TOKYO -- U.S. hedge fund Third Point prodded Japan's Fanuc to use some of its 1 trillion yen ($8.4 billion) in accumulated cash to repurchase stock. Now, Fanuc has pushed back.
The factory robot manufacturer said Monday that it will spend 130 billion yen on new production and research facilities in Japan. Its share price touched an all-time high before slipping at the close, doing the same Tuesday. But not everyone was impressed.
"I would have also liked Fanuc to have said how it will return the rest of its cash pile to shareholders," said Masayuki Kubota, chief strategist at the Rakuten Securities Economic Research Institute.
Indeed, Fanuc's proposed investments leave more than 800 billion yen in cash idle.
The choice facing Fanuc and companies like it would seem to be one of rewarding shareholders or investing in growth. But there is another way. In his 1994 best-seller "Built to Last: Successful Habits of Visionary Companies," American management guru Jim Collins describes what he calls the "Genius of the AND." With it, companies can achieve both low costs and high quality, long-term investment and short-term profits.
Flashes of this ability can be seen in corporate Japan.
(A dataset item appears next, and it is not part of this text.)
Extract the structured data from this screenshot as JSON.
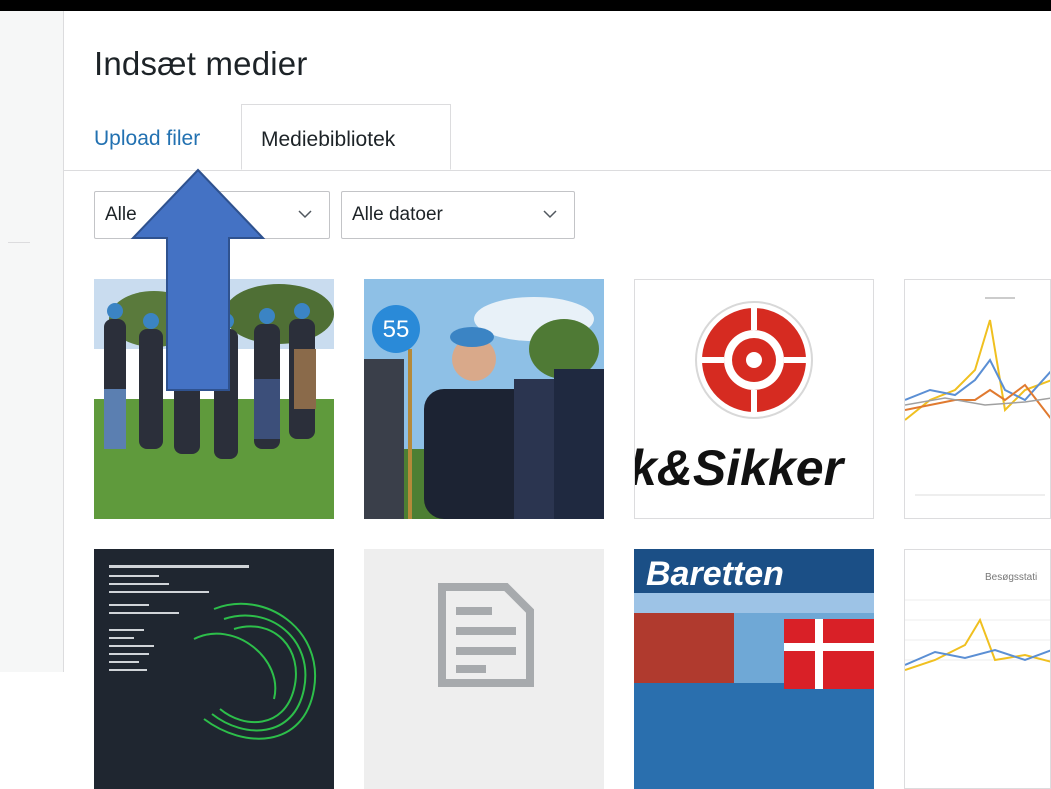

Toyota Motor announced last year a 360 billion yen round of share repurchases, its first in six years, even as it maintains a 1 trillion yen research and development budget. Fujifilm Holdings, no slouch in plowing money back into areas of growth, unveiled a three-year plan for distributing more than 200 billion yen to shareholders, mostly through buybacks. Both stocks have outperformed the broader Japanese market since last year.
An intriguing debate is going on in the U.S. over how companies ought to spend their earnings. Funds that pressure boards to sacrifice investment in the name of shareholder returns have met with pushback from not only management, but also fellow members of the investing community. Shareholder activism can "destroy jobs," BlackRock chief executive Laurence Fink, who leads the world's biggest asset management company, declared at a conference last December.
Only in America does shareholder pressure actually stand a chance of forcing companies to skimp on investments. In the U.S., shareholder distributions roughly equaled capital expenditures over the past five years, a Citigroup analysis found. But in Asia, including Japan, payouts totaled less than a third of capex.
No wonder some argue that companies can spare a little more for shareholders. It is hard to criticize Third Point's demands for buybacks as job killers.
From 1987 to 1989, corporate Japan raised 55.5 trillion yen through stock issuance, 27 trillion yen more than it needed, Yasuo Kanzaki wrote in a 1992 memo as vice president of Nikko Securities, now SMBC Nikko Securities.
Kanzaki lobbied the government to end a prohibition on share repurchases so that companies could start winding down the over-the-top stock floats of the bubble era. In the more than two decades since the ban was lifted in 1994, much of this excess has gone.
"The purpose of buybacks has changed to a means by which companies communicate to the market how they use their cash," he says.
And many Japanese corporations can surely serve as benchmarks for measuring the "Genius of the AND."